– Мне нравится ваша прическа, – неожиданно сказал он, сам не зная зачем.

Она холодно посмотрела на него и ничего не ответила. Ни одного слова.

Приемная Стивена Орднера была обставлена стульями современного дизайна и рыжеволосой секретаршей, восседавшей под репродукцией «Подсолнухов» Ван Гога. На полу лежал мохнатый ковер цвета устриц. Ненавязчивое освещение. Ненавязчивая музыка.

Рыжеволосая улыбнулась ему. На ней был черный джемпер, а волосы ее были сзади схвачены золотой тесемкой.

– Мистер Доуз?

– Да.

– Проходите, пожалуйста.

Он открыл дверь и прошел в кабинет. Орднер что-то писал за массивным письменным столом. Позади него было окно во всю стену, из которого открывался вид на западную часть города. Он поднял глаза и положил ручку.

– Привет, Барт, – сказал он спокойно.

– Привет.

– Садись.

– Надеюсь, наш разговор не займет много времени?

Орднер ответил ему пристальным взглядом.

– Знаешь, я хотел дать тебе пощечину, – сказал он. – Ты знаешь об этом? Все это время ходил по кабинету и мечтал о том моменте, когда влеплю тебе увесистую пощечину. Не ударить тебя, не побить тебя мне хотелось. А просто отвесить тебе смачную тяжелую оплеуху.

– Я это знаю, – сказал он, и это действительно было правдой. Он знал об этом.

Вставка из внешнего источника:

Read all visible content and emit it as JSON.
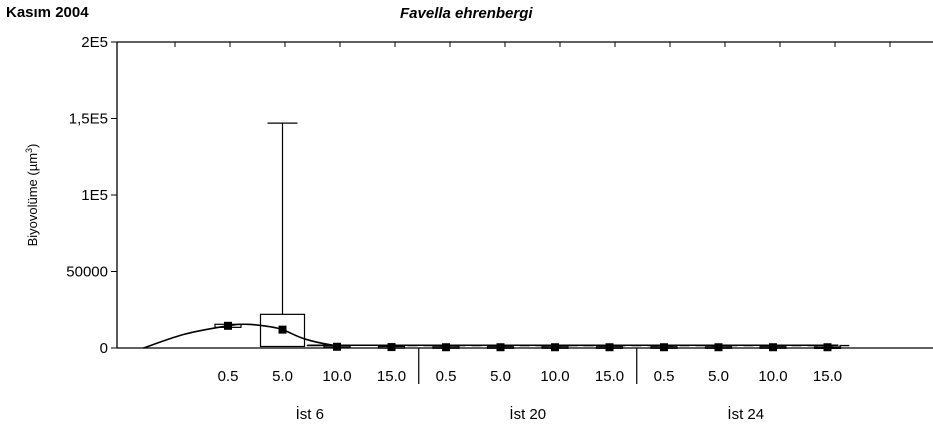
{
  "corner_label": "Kasım 2004",
  "chart_data": {
    "type": "box",
    "title": "Favella ehrenbergi",
    "xlabel": "",
    "ylabel": "Biyovolüme (µm³)",
    "ylabel_main": "Biyovolüme (µm",
    "ylabel_sup": "3",
    "ylabel_close": ")",
    "ylim": [
      0,
      200000
    ],
    "yticks": [
      0,
      50000,
      100000,
      150000,
      200000
    ],
    "ytick_labels": [
      "0",
      "50000",
      "1E5",
      "1,5E5",
      "2E5"
    ],
    "grid": false,
    "categories": [
      "0.5",
      "5.0",
      "10.0",
      "15.0",
      "0.5",
      "5.0",
      "10.0",
      "15.0",
      "0.5",
      "5.0",
      "10.0",
      "15.0"
    ],
    "groups": [
      {
        "label": "İst 6",
        "span": [
          0,
          3
        ]
      },
      {
        "label": "İst 20",
        "span": [
          4,
          7
        ]
      },
      {
        "label": "İst 24",
        "span": [
          8,
          11
        ]
      }
    ],
    "series": [
      {
        "median": [
          14500,
          12000,
          800,
          600,
          500,
          500,
          500,
          500,
          500,
          500,
          500,
          500
        ],
        "q1": [
          13500,
          1000,
          400,
          300,
          300,
          300,
          300,
          300,
          300,
          300,
          300,
          300
        ],
        "q3": [
          15500,
          22000,
          1200,
          900,
          800,
          800,
          800,
          800,
          800,
          800,
          800,
          700
        ],
        "min": [
          13500,
          1000,
          400,
          300,
          300,
          300,
          300,
          300,
          300,
          300,
          300,
          300
        ],
        "max": [
          15500,
          147000,
          1200,
          900,
          800,
          800,
          800,
          800,
          800,
          800,
          800,
          700
        ]
      }
    ],
    "smooth_curve": {
      "x": [
        -1.55,
        -0.8,
        0,
        0.35,
        0.75,
        1.0,
        1.4,
        1.9,
        2.2,
        11.2
      ],
      "y": [
        0,
        9000,
        14500,
        15500,
        14000,
        12000,
        6000,
        2000,
        1800,
        1800
      ]
    },
    "dashed_line": {
      "x": [
        3,
        11.4
      ],
      "y": [
        300,
        300
      ]
    }
  }
}
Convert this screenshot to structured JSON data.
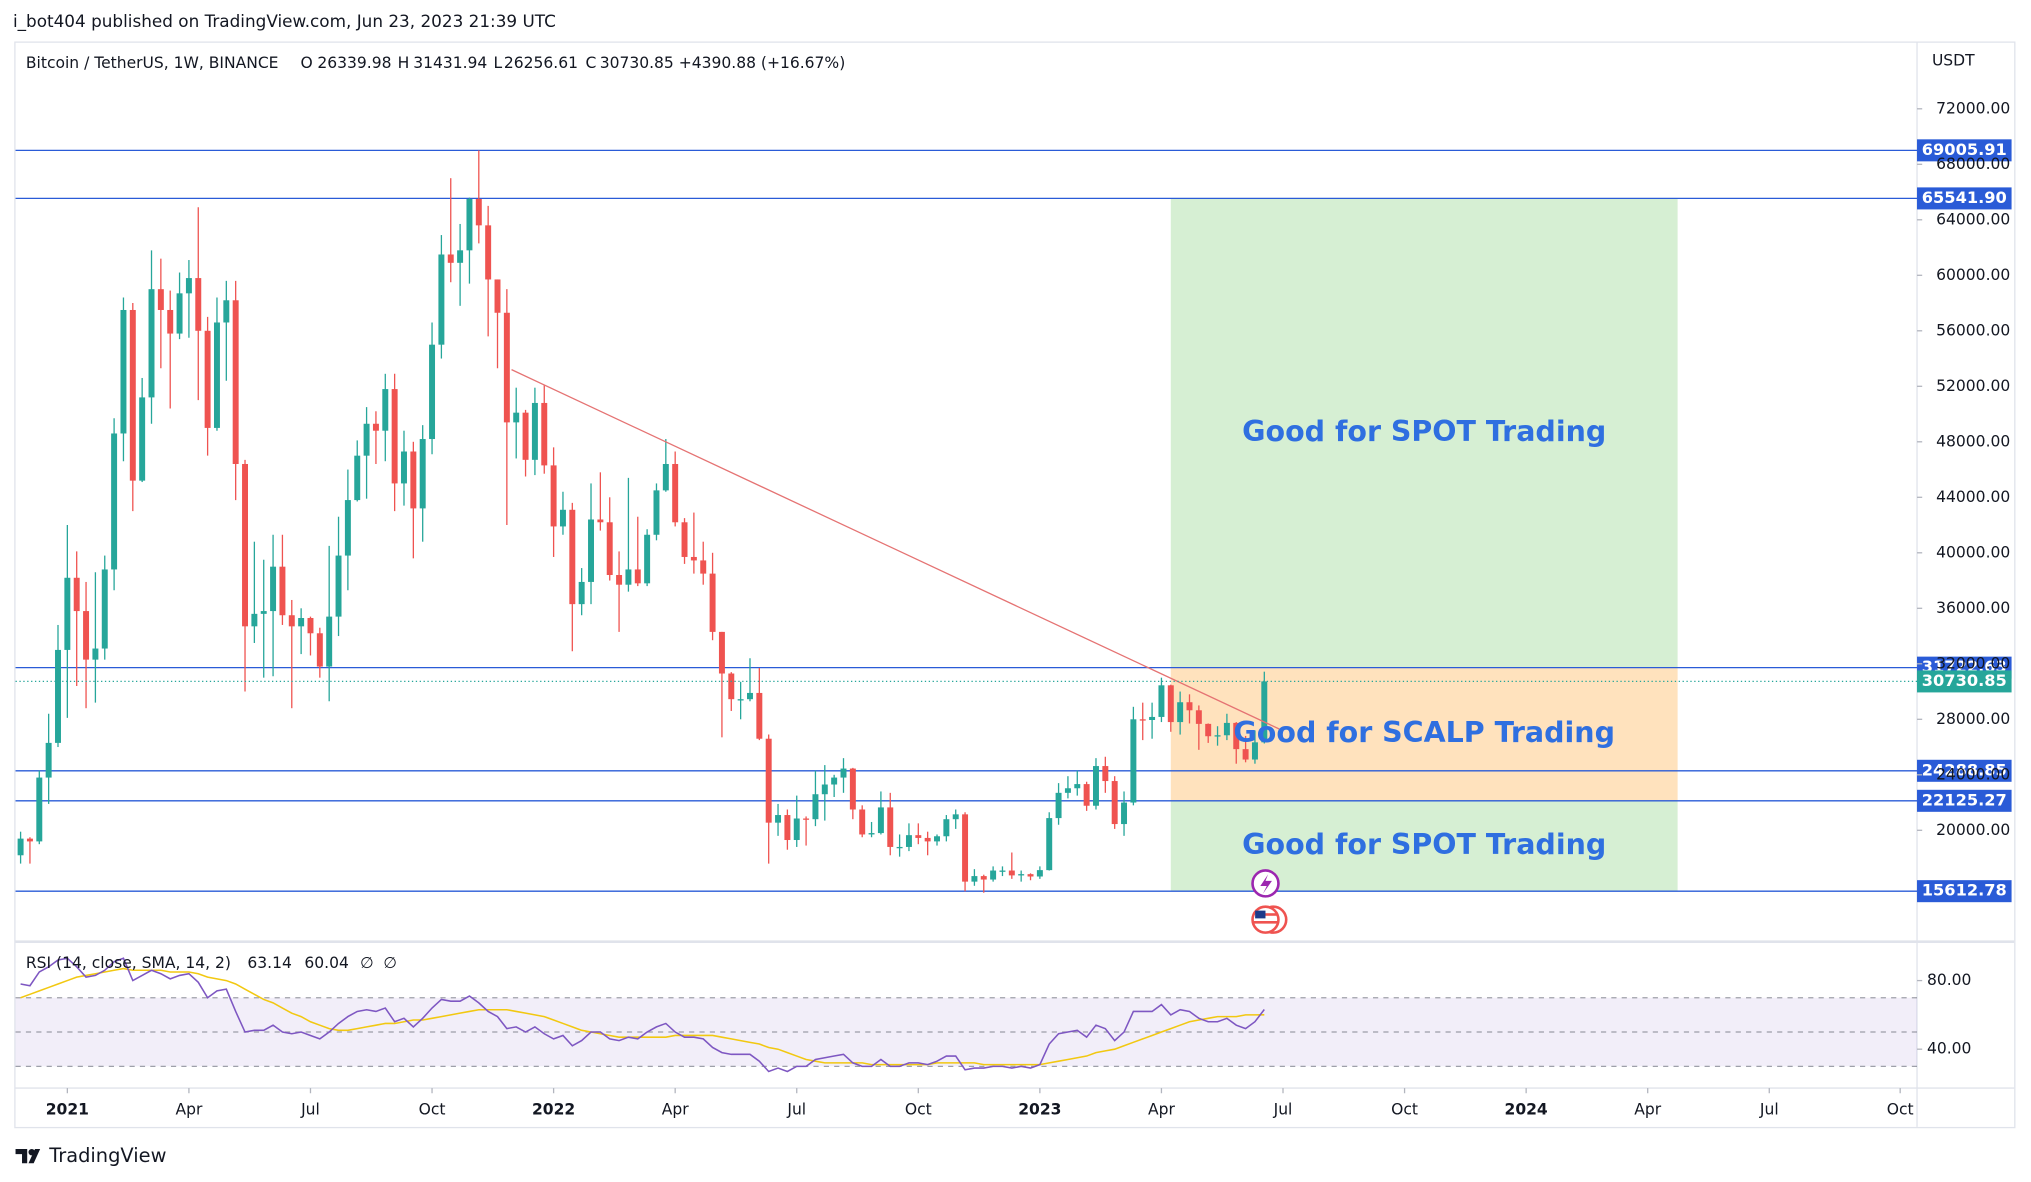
{
  "header": {
    "byline": "i_bot404 published on TradingView.com, Jun 23, 2023 21:39 UTC",
    "footer": "TradingView"
  },
  "chart_data": {
    "type": "candlestick",
    "title": "Bitcoin / TetherUS, 1W, BINANCE",
    "change_label": "+4390.88 (+16.67%)",
    "ohlc_letters": [
      "O",
      "H",
      "L",
      "C"
    ],
    "y_axis_label": "USDT",
    "up_color": "#26a69a",
    "down_color": "#ef5350",
    "x": [
      -5,
      -4,
      -3,
      -2,
      -1,
      0,
      1,
      2,
      3,
      4,
      5,
      6,
      7,
      8,
      9,
      10,
      11,
      12,
      13,
      14,
      15,
      16,
      17,
      18,
      19,
      20,
      21,
      22,
      23,
      24,
      25,
      26,
      27,
      28,
      29,
      30,
      31,
      32,
      33,
      34,
      35,
      36,
      37,
      38,
      39,
      40,
      41,
      42,
      43,
      44,
      45,
      46,
      47,
      48,
      49,
      50,
      51,
      52,
      53,
      54,
      55,
      56,
      57,
      58,
      59,
      60,
      61,
      62,
      63,
      64,
      65,
      66,
      67,
      68,
      69,
      70,
      71,
      72,
      73,
      74,
      75,
      76,
      77,
      78,
      79,
      80,
      81,
      82,
      83,
      84,
      85,
      86,
      87,
      88,
      89,
      90,
      91,
      92,
      93,
      94,
      95,
      96,
      97,
      98,
      99,
      100,
      101,
      102,
      103,
      104,
      105,
      106,
      107,
      108,
      109,
      110,
      111,
      112,
      113,
      114,
      115,
      116,
      117,
      118,
      119,
      120,
      121,
      122,
      123,
      124,
      125,
      126,
      127,
      128
    ],
    "ohlc": [
      [
        18200,
        19900,
        17600,
        19400
      ],
      [
        19400,
        19500,
        17600,
        19200
      ],
      [
        19200,
        24300,
        19000,
        23800
      ],
      [
        23800,
        28400,
        21900,
        26300
      ],
      [
        26300,
        34800,
        26000,
        33000
      ],
      [
        33000,
        42000,
        28100,
        38200
      ],
      [
        38200,
        40100,
        30400,
        35800
      ],
      [
        35800,
        37900,
        28800,
        32300
      ],
      [
        32300,
        38600,
        29200,
        33100
      ],
      [
        33100,
        39800,
        32300,
        38800
      ],
      [
        38800,
        49700,
        37300,
        48600
      ],
      [
        48600,
        58400,
        46600,
        57500
      ],
      [
        57500,
        58000,
        43000,
        45200
      ],
      [
        45200,
        52600,
        45100,
        51200
      ],
      [
        51200,
        61800,
        49300,
        59000
      ],
      [
        59000,
        61200,
        53300,
        57500
      ],
      [
        57500,
        58900,
        50400,
        55800
      ],
      [
        55800,
        60200,
        55400,
        58700
      ],
      [
        58700,
        61100,
        55500,
        59800
      ],
      [
        59800,
        64900,
        51000,
        56000
      ],
      [
        56000,
        57000,
        47000,
        49000
      ],
      [
        49000,
        58400,
        48800,
        56600
      ],
      [
        56600,
        59600,
        52400,
        58200
      ],
      [
        58200,
        59600,
        43800,
        46400
      ],
      [
        46400,
        46700,
        30000,
        34700
      ],
      [
        34700,
        40800,
        33500,
        35600
      ],
      [
        35600,
        39500,
        31000,
        35800
      ],
      [
        35800,
        41300,
        31100,
        39000
      ],
      [
        39000,
        41300,
        34800,
        35500
      ],
      [
        35500,
        36600,
        28800,
        34700
      ],
      [
        34700,
        36000,
        32700,
        35300
      ],
      [
        35300,
        35400,
        32600,
        34200
      ],
      [
        34200,
        34600,
        31000,
        31800
      ],
      [
        31800,
        40500,
        29300,
        35400
      ],
      [
        35400,
        42600,
        34000,
        39800
      ],
      [
        39800,
        46000,
        37300,
        43800
      ],
      [
        43800,
        48100,
        43700,
        47000
      ],
      [
        47000,
        50500,
        43900,
        49300
      ],
      [
        49300,
        50200,
        46400,
        48800
      ],
      [
        48800,
        52900,
        46600,
        51800
      ],
      [
        51800,
        52900,
        43000,
        45000
      ],
      [
        45000,
        48800,
        43400,
        47300
      ],
      [
        47300,
        48000,
        39600,
        43200
      ],
      [
        43200,
        49200,
        40800,
        48200
      ],
      [
        48200,
        56600,
        47100,
        55000
      ],
      [
        55000,
        62900,
        54000,
        61500
      ],
      [
        61500,
        67000,
        59500,
        60900
      ],
      [
        60900,
        63700,
        57800,
        61800
      ],
      [
        61800,
        65600,
        59400,
        65500
      ],
      [
        65500,
        69000,
        62300,
        63600
      ],
      [
        63600,
        65000,
        55600,
        59700
      ],
      [
        59700,
        59700,
        53300,
        57300
      ],
      [
        57300,
        59000,
        42000,
        49400
      ],
      [
        49400,
        51900,
        46800,
        50100
      ],
      [
        50100,
        50300,
        45500,
        46700
      ],
      [
        46700,
        51900,
        45600,
        50800
      ],
      [
        50800,
        52100,
        45700,
        46300
      ],
      [
        46300,
        47600,
        39700,
        41900
      ],
      [
        41900,
        44400,
        41300,
        43100
      ],
      [
        43100,
        43600,
        32900,
        36300
      ],
      [
        36300,
        38900,
        35500,
        37900
      ],
      [
        37900,
        45000,
        36300,
        42400
      ],
      [
        42400,
        45800,
        41600,
        42200
      ],
      [
        42200,
        44000,
        38000,
        38400
      ],
      [
        38400,
        40100,
        34300,
        37700
      ],
      [
        37700,
        45400,
        37200,
        38800
      ],
      [
        38800,
        42600,
        37600,
        37800
      ],
      [
        37800,
        41700,
        37600,
        41300
      ],
      [
        41300,
        45000,
        40900,
        44500
      ],
      [
        44500,
        48200,
        44400,
        46400
      ],
      [
        46400,
        47300,
        41900,
        42200
      ],
      [
        42200,
        42500,
        39200,
        39700
      ],
      [
        39700,
        42900,
        38500,
        39450
      ],
      [
        39450,
        40800,
        37700,
        38500
      ],
      [
        38500,
        40000,
        33700,
        34300
      ],
      [
        34300,
        34300,
        26700,
        31300
      ],
      [
        31300,
        31400,
        28600,
        29450
      ],
      [
        29450,
        30700,
        28000,
        29450
      ],
      [
        29450,
        32400,
        29300,
        29900
      ],
      [
        29900,
        31700,
        26500,
        26600
      ],
      [
        26600,
        26900,
        17600,
        20550
      ],
      [
        20550,
        21900,
        19600,
        21100
      ],
      [
        21100,
        21500,
        18600,
        19300
      ],
      [
        19300,
        22500,
        18800,
        20850
      ],
      [
        20850,
        21000,
        18900,
        20800
      ],
      [
        20800,
        24300,
        20300,
        22600
      ],
      [
        22600,
        24700,
        20700,
        23300
      ],
      [
        23300,
        24000,
        22400,
        23800
      ],
      [
        23800,
        25200,
        22700,
        24450
      ],
      [
        24450,
        24500,
        20800,
        21500
      ],
      [
        21500,
        21800,
        19500,
        19700
      ],
      [
        19700,
        20600,
        19500,
        19800
      ],
      [
        19800,
        22800,
        19700,
        21650
      ],
      [
        21650,
        22700,
        18200,
        18800
      ],
      [
        18800,
        19700,
        18100,
        18800
      ],
      [
        18800,
        20500,
        18500,
        19650
      ],
      [
        19650,
        20500,
        19000,
        19450
      ],
      [
        19450,
        19900,
        18200,
        19200
      ],
      [
        19200,
        19700,
        18900,
        19570
      ],
      [
        19570,
        21100,
        19200,
        20800
      ],
      [
        20800,
        21500,
        20100,
        21150
      ],
      [
        21150,
        21300,
        15600,
        16300
      ],
      [
        16300,
        17200,
        16000,
        16700
      ],
      [
        16700,
        16800,
        15500,
        16450
      ],
      [
        16450,
        17400,
        16300,
        17100
      ],
      [
        17100,
        17400,
        16700,
        17100
      ],
      [
        17100,
        18400,
        16500,
        16750
      ],
      [
        16750,
        17100,
        16300,
        16840
      ],
      [
        16840,
        16900,
        16400,
        16670
      ],
      [
        16670,
        17400,
        16500,
        17130
      ],
      [
        17130,
        21300,
        17100,
        20880
      ],
      [
        20880,
        23400,
        20400,
        22700
      ],
      [
        22700,
        23900,
        22300,
        23030
      ],
      [
        23030,
        24300,
        22500,
        23330
      ],
      [
        23330,
        23500,
        21400,
        21770
      ],
      [
        21770,
        25200,
        21500,
        24630
      ],
      [
        24630,
        25300,
        22700,
        23550
      ],
      [
        23550,
        23900,
        20100,
        20450
      ],
      [
        20450,
        22800,
        19600,
        22000
      ],
      [
        22000,
        28900,
        21800,
        28000
      ],
      [
        28000,
        29200,
        26500,
        27950
      ],
      [
        27950,
        29200,
        26600,
        28170
      ],
      [
        28170,
        31000,
        27800,
        30450
      ],
      [
        30450,
        30500,
        27100,
        27800
      ],
      [
        27800,
        30000,
        26900,
        29230
      ],
      [
        29230,
        29800,
        27700,
        28650
      ],
      [
        28650,
        29000,
        25800,
        27670
      ],
      [
        27670,
        27700,
        26300,
        26780
      ],
      [
        26780,
        27500,
        26100,
        26850
      ],
      [
        26850,
        28400,
        26500,
        27740
      ],
      [
        27740,
        27800,
        24800,
        25850
      ],
      [
        25850,
        26800,
        24900,
        25100
      ],
      [
        25100,
        27200,
        24800,
        26340
      ],
      [
        26339.98,
        31431.94,
        26256.61,
        30730.85
      ]
    ],
    "xlim": [
      -5.54,
      197.8
    ],
    "xticks": [
      {
        "value": 0,
        "label": "2021"
      },
      {
        "value": 13,
        "label": "Apr"
      },
      {
        "value": 26,
        "label": "Jul"
      },
      {
        "value": 39,
        "label": "Oct"
      },
      {
        "value": 52,
        "label": "2022"
      },
      {
        "value": 65,
        "label": "Apr"
      },
      {
        "value": 78,
        "label": "Jul"
      },
      {
        "value": 91,
        "label": "Oct"
      },
      {
        "value": 104,
        "label": "2023"
      },
      {
        "value": 117,
        "label": "Apr"
      },
      {
        "value": 130,
        "label": "Jul"
      },
      {
        "value": 143,
        "label": "Oct"
      },
      {
        "value": 156,
        "label": "2024"
      },
      {
        "value": 169,
        "label": "Apr"
      },
      {
        "value": 182,
        "label": "Jul"
      },
      {
        "value": 196,
        "label": "Oct"
      }
    ],
    "ylim": [
      12158,
      76852
    ],
    "yticks": [
      {
        "value": 20000,
        "label": "20000.00"
      },
      {
        "value": 24000,
        "label": "24000.00"
      },
      {
        "value": 28000,
        "label": "28000.00"
      },
      {
        "value": 32000,
        "label": "32000.00"
      },
      {
        "value": 36000,
        "label": "36000.00"
      },
      {
        "value": 40000,
        "label": "40000.00"
      },
      {
        "value": 44000,
        "label": "44000.00"
      },
      {
        "value": 48000,
        "label": "48000.00"
      },
      {
        "value": 52000,
        "label": "52000.00"
      },
      {
        "value": 56000,
        "label": "56000.00"
      },
      {
        "value": 60000,
        "label": "60000.00"
      },
      {
        "value": 64000,
        "label": "64000.00"
      },
      {
        "value": 68000,
        "label": "68000.00"
      },
      {
        "value": 72000,
        "label": "72000.00"
      }
    ],
    "levels": [
      69005.91,
      {
        "value": 65541.9,
        "label": "65541.90"
      },
      31722.63,
      24288.85,
      22125.27,
      15612.78
    ],
    "level_color": "#2a5bd7",
    "trendline": {
      "x": [
        47.5,
        129.6
      ],
      "y": [
        53200,
        27300
      ],
      "color": "#e57373"
    },
    "zones": [
      {
        "label": "Good for SPOT Trading",
        "x": [
          118,
          172.2
        ],
        "y": [
          31722.63,
          65541.9
        ],
        "color": "#d6efd3"
      },
      {
        "label": "Good for SCALP Trading",
        "x": [
          118,
          172.2
        ],
        "y": [
          22125.27,
          31722.63
        ],
        "color": "#ffe2bd"
      },
      {
        "label": "Good for SPOT Trading",
        "x": [
          118,
          172.2
        ],
        "y": [
          15612.78,
          22125.27
        ],
        "color": "#d6efd3"
      }
    ],
    "rsi": {
      "name": "RSI (14, close, SMA, 14, 2)",
      "color": "#7e57c2",
      "sma_color": "#f2c811",
      "null_labels": [
        "∅",
        "∅"
      ],
      "values": [
        78,
        77,
        85,
        88,
        92,
        93,
        88,
        82,
        83,
        86,
        91,
        93,
        80,
        83,
        86,
        84,
        81,
        83,
        84,
        79,
        70,
        74,
        75,
        62,
        50,
        51,
        51,
        54,
        50,
        49,
        50,
        48,
        46,
        50,
        55,
        59,
        62,
        63,
        62,
        64,
        56,
        58,
        53,
        58,
        64,
        69,
        68,
        68,
        71,
        67,
        62,
        59,
        52,
        53,
        50,
        53,
        49,
        46,
        48,
        42,
        45,
        50,
        50,
        46,
        45,
        47,
        46,
        50,
        53,
        55,
        50,
        47,
        47,
        46,
        41,
        38,
        37,
        37,
        37,
        33,
        27,
        29,
        27,
        30,
        30,
        34,
        35,
        36,
        37,
        32,
        30,
        30,
        34,
        30,
        30,
        32,
        32,
        31,
        33,
        36,
        36,
        28,
        29,
        29,
        30,
        30,
        29,
        30,
        29,
        31,
        43,
        49,
        50,
        51,
        47,
        54,
        52,
        45,
        50,
        62,
        62,
        62,
        66,
        60,
        63,
        62,
        58,
        56,
        56,
        58,
        54,
        52,
        56,
        63.14
      ],
      "sma": [
        70,
        72,
        74,
        76,
        78,
        80,
        82,
        83,
        84,
        85,
        86,
        87,
        86,
        86,
        86,
        86,
        85,
        85,
        85,
        84,
        82,
        81,
        80,
        78,
        75,
        72,
        69,
        67,
        64,
        61,
        59,
        56,
        54,
        52,
        51,
        51,
        52,
        53,
        54,
        55,
        55,
        56,
        57,
        57,
        58,
        59,
        60,
        61,
        62,
        63,
        63,
        63,
        63,
        62,
        61,
        60,
        59,
        57,
        55,
        53,
        51,
        50,
        49,
        48,
        47,
        47,
        47,
        47,
        47,
        47,
        48,
        48,
        48,
        48,
        48,
        47,
        46,
        45,
        44,
        43,
        41,
        40,
        38,
        36,
        34,
        33,
        32,
        32,
        32,
        32,
        32,
        31,
        31,
        31,
        31,
        31,
        31,
        31,
        32,
        32,
        32,
        32,
        32,
        31,
        31,
        31,
        31,
        31,
        31,
        31,
        32,
        33,
        34,
        35,
        36,
        38,
        39,
        40,
        42,
        44,
        46,
        48,
        50,
        52,
        54,
        56,
        57,
        58,
        59,
        59,
        59,
        60,
        60,
        60.04
      ],
      "ylim": [
        19.6,
        100.4
      ],
      "yticks": [
        {
          "value": 80,
          "label": "80.00"
        },
        {
          "value": 40,
          "label": "40.00"
        }
      ],
      "levels": [
        70,
        50,
        30
      ]
    }
  }
}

– Я не думаю, что у тебя есть хоть малейшее представление о том, что ты натворил, – сказал Орднер. – Судя по всему, к тебе подъехали люди Тома Мак-Ана. Надеюсь, они заплатили тебе крупную сумму. Потому что я лично предложил назначить тебя вице-президентом этой корпорации. Для начала ты стал получать бы тридцать пять тысяч долларов в год. Надеюсь, они заплатили тебе больше.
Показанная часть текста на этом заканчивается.